The concept of a conflict of interest is crucial to the proper handling of alleged scientific fraud. Investigators appointed to review misconduct allegations should not have close links to either the complainant or the respondent scientists, and the most enlightened institutional policies include clauses to guard against 'real and apparent' conflicts of interest — intelligent phrasing that makes it possible to query the wisdom of an individual's appointment to an inquiry panel without having to question their objectivity.

Most policies guard less well against another kind of conflict of interest: affiliations to an institution. Managers and administrators have an apparent interest in playing down the extent of any problems at their institutions. A finding of misconduct can result in bad publicity and financial penalties, not to mention the abrupt severance of professional relationships with colleagues who are often well liked and respected.
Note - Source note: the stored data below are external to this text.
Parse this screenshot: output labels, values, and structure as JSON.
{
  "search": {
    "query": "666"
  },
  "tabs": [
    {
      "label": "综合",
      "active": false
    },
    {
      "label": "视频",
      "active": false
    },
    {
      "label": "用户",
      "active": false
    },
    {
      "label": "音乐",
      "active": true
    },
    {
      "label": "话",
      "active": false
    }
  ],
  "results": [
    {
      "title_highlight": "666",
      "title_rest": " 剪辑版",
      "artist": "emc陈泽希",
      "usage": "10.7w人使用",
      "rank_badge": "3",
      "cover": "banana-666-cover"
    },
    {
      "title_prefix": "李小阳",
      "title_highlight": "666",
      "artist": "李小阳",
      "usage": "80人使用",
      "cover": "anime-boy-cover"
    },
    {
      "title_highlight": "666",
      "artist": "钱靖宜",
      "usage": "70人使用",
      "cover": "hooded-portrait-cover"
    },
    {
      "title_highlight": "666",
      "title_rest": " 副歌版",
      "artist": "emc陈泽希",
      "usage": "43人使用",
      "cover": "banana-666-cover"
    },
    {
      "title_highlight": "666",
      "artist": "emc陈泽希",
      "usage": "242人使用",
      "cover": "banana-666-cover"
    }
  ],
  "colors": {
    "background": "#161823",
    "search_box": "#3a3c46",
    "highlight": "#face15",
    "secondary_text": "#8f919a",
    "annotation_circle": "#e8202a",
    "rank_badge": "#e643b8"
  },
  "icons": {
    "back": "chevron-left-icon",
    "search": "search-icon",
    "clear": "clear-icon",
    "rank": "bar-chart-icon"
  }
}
For taxpayer-funded research, the check on these institutional conflicts of interest should be government oversight. But in many countries, such oversight is patchy or nonexistent. Even in the United States, where a federal policy mandates oversight of institutions by government funding agencies, there are clear and surprising failings — as revealed by a lawsuit that brought to light details of a misconduct investigation overseen by the US Department of Energy (DOE; see page 20). No misconduct was discovered, but errors of judgement were.
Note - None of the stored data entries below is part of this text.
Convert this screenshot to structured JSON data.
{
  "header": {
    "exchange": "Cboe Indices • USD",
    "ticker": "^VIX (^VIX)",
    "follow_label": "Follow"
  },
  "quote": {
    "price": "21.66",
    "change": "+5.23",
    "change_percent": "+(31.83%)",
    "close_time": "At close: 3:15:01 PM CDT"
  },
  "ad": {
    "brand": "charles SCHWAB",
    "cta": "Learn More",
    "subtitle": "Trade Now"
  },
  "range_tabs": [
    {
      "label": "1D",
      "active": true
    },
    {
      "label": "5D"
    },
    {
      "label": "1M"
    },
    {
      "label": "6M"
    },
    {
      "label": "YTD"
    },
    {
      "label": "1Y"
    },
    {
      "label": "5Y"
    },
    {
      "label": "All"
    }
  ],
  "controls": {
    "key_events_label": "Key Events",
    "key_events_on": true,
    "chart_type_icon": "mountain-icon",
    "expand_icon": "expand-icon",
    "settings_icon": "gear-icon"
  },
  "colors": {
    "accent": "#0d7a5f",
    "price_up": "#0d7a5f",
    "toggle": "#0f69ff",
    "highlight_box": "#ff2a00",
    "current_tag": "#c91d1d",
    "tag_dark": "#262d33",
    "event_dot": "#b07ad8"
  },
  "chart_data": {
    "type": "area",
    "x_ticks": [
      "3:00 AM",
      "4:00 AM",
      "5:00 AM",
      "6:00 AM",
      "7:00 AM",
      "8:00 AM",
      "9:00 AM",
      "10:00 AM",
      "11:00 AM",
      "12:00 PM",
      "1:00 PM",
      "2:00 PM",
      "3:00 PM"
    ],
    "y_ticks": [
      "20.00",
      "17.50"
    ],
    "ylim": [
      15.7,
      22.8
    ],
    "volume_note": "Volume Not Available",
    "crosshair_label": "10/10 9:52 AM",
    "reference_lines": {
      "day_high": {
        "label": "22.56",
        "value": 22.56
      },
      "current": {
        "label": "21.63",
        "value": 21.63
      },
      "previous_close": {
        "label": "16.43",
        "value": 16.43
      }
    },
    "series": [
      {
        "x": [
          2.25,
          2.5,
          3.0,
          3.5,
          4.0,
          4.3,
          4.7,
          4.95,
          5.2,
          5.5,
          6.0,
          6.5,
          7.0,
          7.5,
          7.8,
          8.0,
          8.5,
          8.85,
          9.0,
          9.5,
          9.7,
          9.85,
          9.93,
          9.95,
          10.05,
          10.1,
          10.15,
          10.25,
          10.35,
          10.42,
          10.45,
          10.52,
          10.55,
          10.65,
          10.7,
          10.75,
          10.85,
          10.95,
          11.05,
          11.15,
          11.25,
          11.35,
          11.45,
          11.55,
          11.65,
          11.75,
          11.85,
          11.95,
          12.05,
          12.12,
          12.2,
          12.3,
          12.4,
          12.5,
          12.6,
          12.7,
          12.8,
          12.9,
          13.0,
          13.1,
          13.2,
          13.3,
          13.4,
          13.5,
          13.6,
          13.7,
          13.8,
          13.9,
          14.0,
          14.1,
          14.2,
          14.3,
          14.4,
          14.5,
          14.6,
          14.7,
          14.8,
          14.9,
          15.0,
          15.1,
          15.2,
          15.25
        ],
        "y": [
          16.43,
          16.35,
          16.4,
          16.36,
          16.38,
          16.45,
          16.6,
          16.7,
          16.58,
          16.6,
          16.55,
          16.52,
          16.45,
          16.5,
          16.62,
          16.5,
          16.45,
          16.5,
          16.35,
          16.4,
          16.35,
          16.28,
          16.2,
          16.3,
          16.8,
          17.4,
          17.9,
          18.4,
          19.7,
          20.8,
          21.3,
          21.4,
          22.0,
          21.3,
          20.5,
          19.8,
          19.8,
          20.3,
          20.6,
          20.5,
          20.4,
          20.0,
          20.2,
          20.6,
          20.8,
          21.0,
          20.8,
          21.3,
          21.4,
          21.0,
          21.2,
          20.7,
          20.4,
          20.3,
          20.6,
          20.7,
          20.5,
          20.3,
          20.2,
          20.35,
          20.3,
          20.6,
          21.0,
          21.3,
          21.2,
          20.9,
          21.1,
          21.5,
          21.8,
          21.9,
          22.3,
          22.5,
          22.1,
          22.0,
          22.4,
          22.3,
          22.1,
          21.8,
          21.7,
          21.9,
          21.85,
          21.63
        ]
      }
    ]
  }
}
Officials who adjudicate misconduct cases must take oversight more seriously.

The oversight of the investigation had several problems, including that the adjudicating officials did not read the inquiry's report or keep a final copy of it, and that they approved an outcome on the basis of meetings and telephone calls with a lab manager, rather than their own scrutiny of the evidence. The officials who oversaw the investigation were the people who funded the research in the first place — again, there is an apparent conflict of interest.

DOE officials say that their actions are consistent with federal policy, but they seem disconcertingly casual about it. Important decisions were taken informally by a small group of officials and an adviser who apparently shared a common interest: to see the matter quietly resolved. The procedure ought to be more formal, better documented and even adversarial, with the institutional managers required to satisfy officials whom they do not know and who have no stake in the case outcome. This is closer to the more careful oversight of alleged misconduct by both the Office of Research Integrity at the Department of Health and Human Services (DHHS) and the inspector-general of the National Science Foundation.
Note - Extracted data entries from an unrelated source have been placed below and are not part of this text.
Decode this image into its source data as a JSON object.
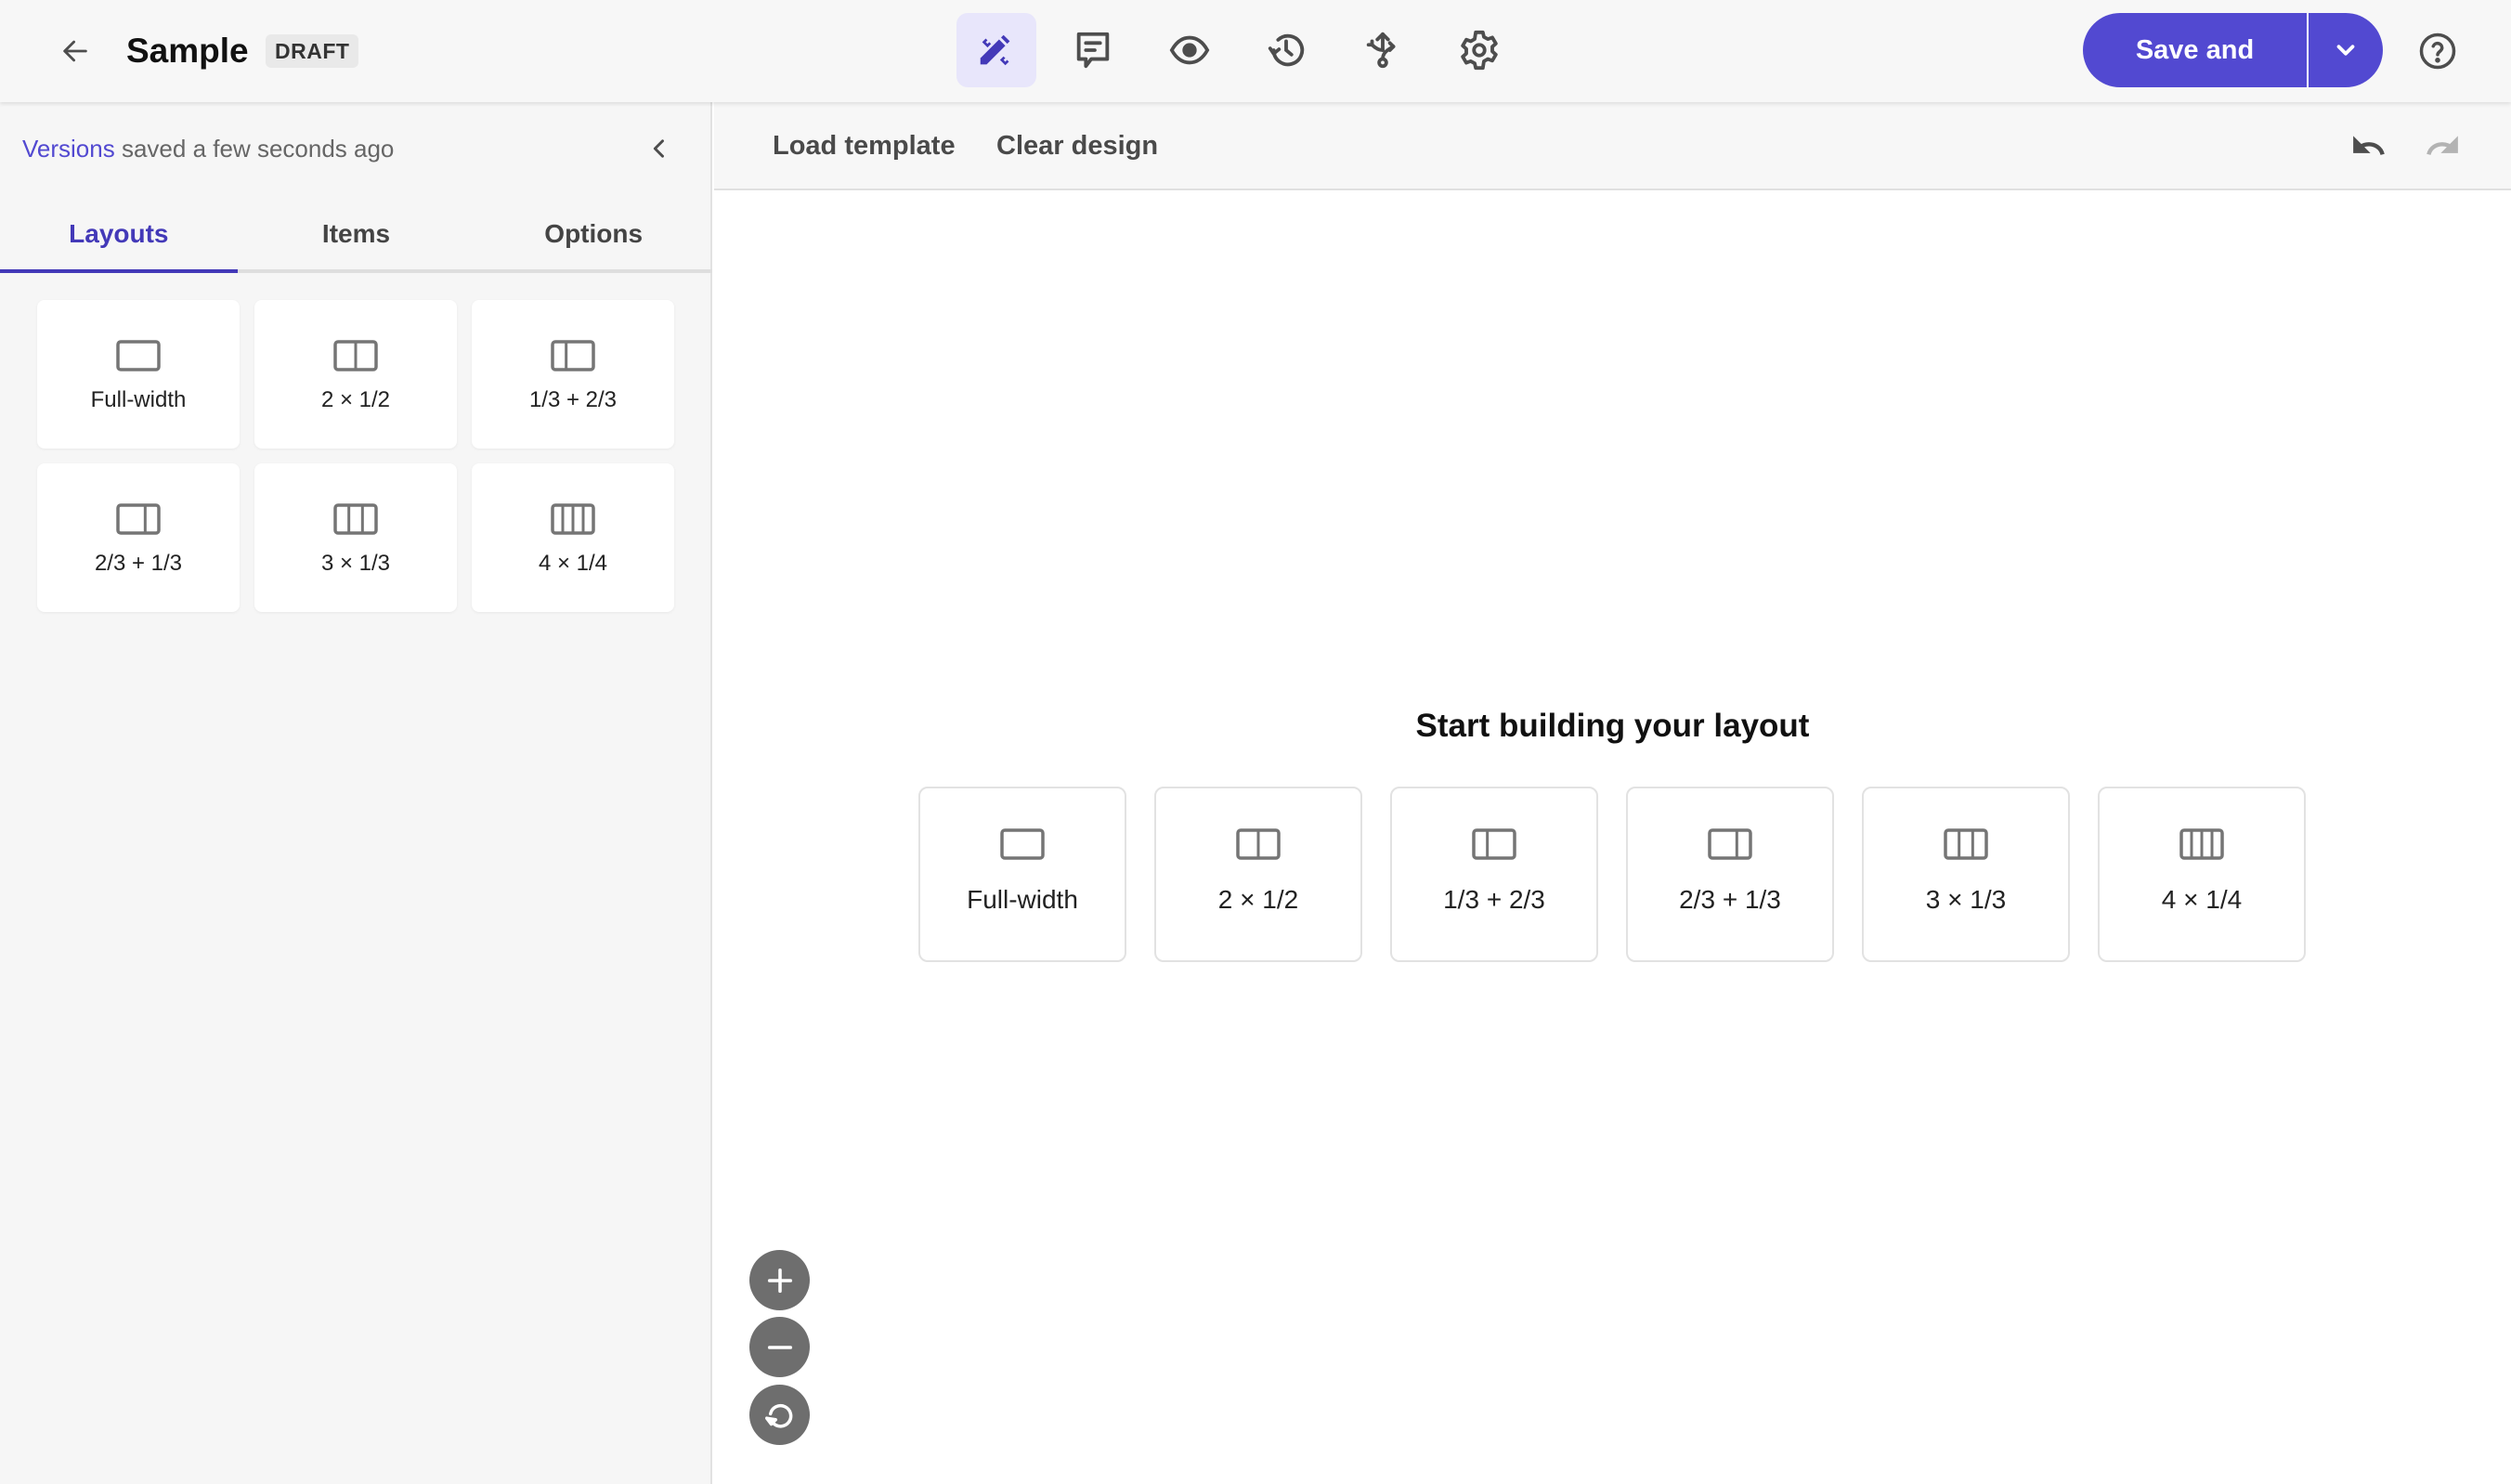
{
  "header": {
    "back_icon": "arrow-left-icon",
    "title": "Sample",
    "status_badge": "DRAFT",
    "toolbar": [
      {
        "id": "design",
        "icon": "design-tools-icon",
        "active": true
      },
      {
        "id": "comments",
        "icon": "comment-icon",
        "active": false
      },
      {
        "id": "preview",
        "icon": "eye-icon",
        "active": false
      },
      {
        "id": "history",
        "icon": "history-icon",
        "active": false
      },
      {
        "id": "routing",
        "icon": "branch-arrows-icon",
        "active": false
      },
      {
        "id": "settings",
        "icon": "gear-icon",
        "active": false
      }
    ],
    "save_label": "Save and exit",
    "save_dropdown_icon": "chevron-down-icon",
    "help_icon": "help-circle-icon"
  },
  "sidebar": {
    "versions_link": "Versions",
    "saved_text": "saved a few seconds ago",
    "collapse_icon": "chevron-left-icon",
    "tabs": [
      {
        "label": "Layouts",
        "active": true
      },
      {
        "label": "Items",
        "active": false
      },
      {
        "label": "Options",
        "active": false
      }
    ],
    "layouts": [
      {
        "label": "Full-width",
        "columns": [
          1
        ]
      },
      {
        "label": "2 × 1/2",
        "columns": [
          1,
          1
        ]
      },
      {
        "label": "1/3 + 2/3",
        "columns": [
          1,
          2
        ]
      },
      {
        "label": "2/3 + 1/3",
        "columns": [
          2,
          1
        ]
      },
      {
        "label": "3 × 1/3",
        "columns": [
          1,
          1,
          1
        ]
      },
      {
        "label": "4 × 1/4",
        "columns": [
          1,
          1,
          1,
          1
        ]
      }
    ]
  },
  "subheader": {
    "load_template": "Load template",
    "clear_design": "Clear design",
    "undo_icon": "undo-icon",
    "redo_icon": "redo-icon",
    "redo_enabled": false
  },
  "canvas": {
    "title": "Start building your layout",
    "layouts": [
      {
        "label": "Full-width",
        "columns": [
          1
        ]
      },
      {
        "label": "2 × 1/2",
        "columns": [
          1,
          1
        ]
      },
      {
        "label": "1/3 + 2/3",
        "columns": [
          1,
          2
        ]
      },
      {
        "label": "2/3 + 1/3",
        "columns": [
          2,
          1
        ]
      },
      {
        "label": "3 × 1/3",
        "columns": [
          1,
          1,
          1
        ]
      },
      {
        "label": "4 × 1/4",
        "columns": [
          1,
          1,
          1,
          1
        ]
      }
    ],
    "zoom_controls": [
      {
        "id": "zoom-in",
        "icon": "plus-icon"
      },
      {
        "id": "zoom-out",
        "icon": "minus-icon"
      },
      {
        "id": "zoom-reset",
        "icon": "reset-icon"
      }
    ]
  },
  "colors": {
    "accent": "#5249d1",
    "accent_dark": "#4339b8",
    "active_tool_bg": "#e8e6fb",
    "icon_gray": "#4d4d4d",
    "disabled_gray": "#b3b3b3",
    "zoom_button": "#6e6e6e"
  }
}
No wonder policy experts are highly critical of the DOE. One influential US watchdog group, the Project on Government Oversight (POGO) in Washington DC, contacted during Nature's reporting of the failures described above, is now preparing a public letter to Steven Chu, the US energy secretary, to argue that the DOE needs a professional office of research integrity. The DOE does have an Office of Inspector General, but it typically handles more conventional alleged financial waste and fraud — not scientific misconduct, which requires specialized expertise. The National Institutes of Health (NIH), funded by the DHHS, has a much higher incidence of misconduct allegations in research than does the DOE. POGO suggests — plausibly — that this is the result of a rigorous scientific oversight system that encourages whistleblowers to come forward, rather than of any greater integrity among DOE-funded scientists.

Having an office of research integrity at the DOE could remedy this situation, and might also be politically astute. In a climate in which conservatives are looking for reasons to cut science budgets, and in which energy and climate research is a hot political topic, the DOE needs to be proactive to prevent scandals about alleged scientific misconduct escalating. One needs only to think of the bruising congressional inquiries into NIH-funded science in the 1980s to show the dangers of taking research integrity for granted.

In the meantime, DOE officials who adjudicate misconduct cases must take oversight more seriously. Their goals should be to prevent retaliation against whistleblowing scientists who have raised concerns, to ensure that those who have been unfairly accused are fairly exonerated and to reach the truth about the integrity of the science they fund. A careful look at the evidence is the first step.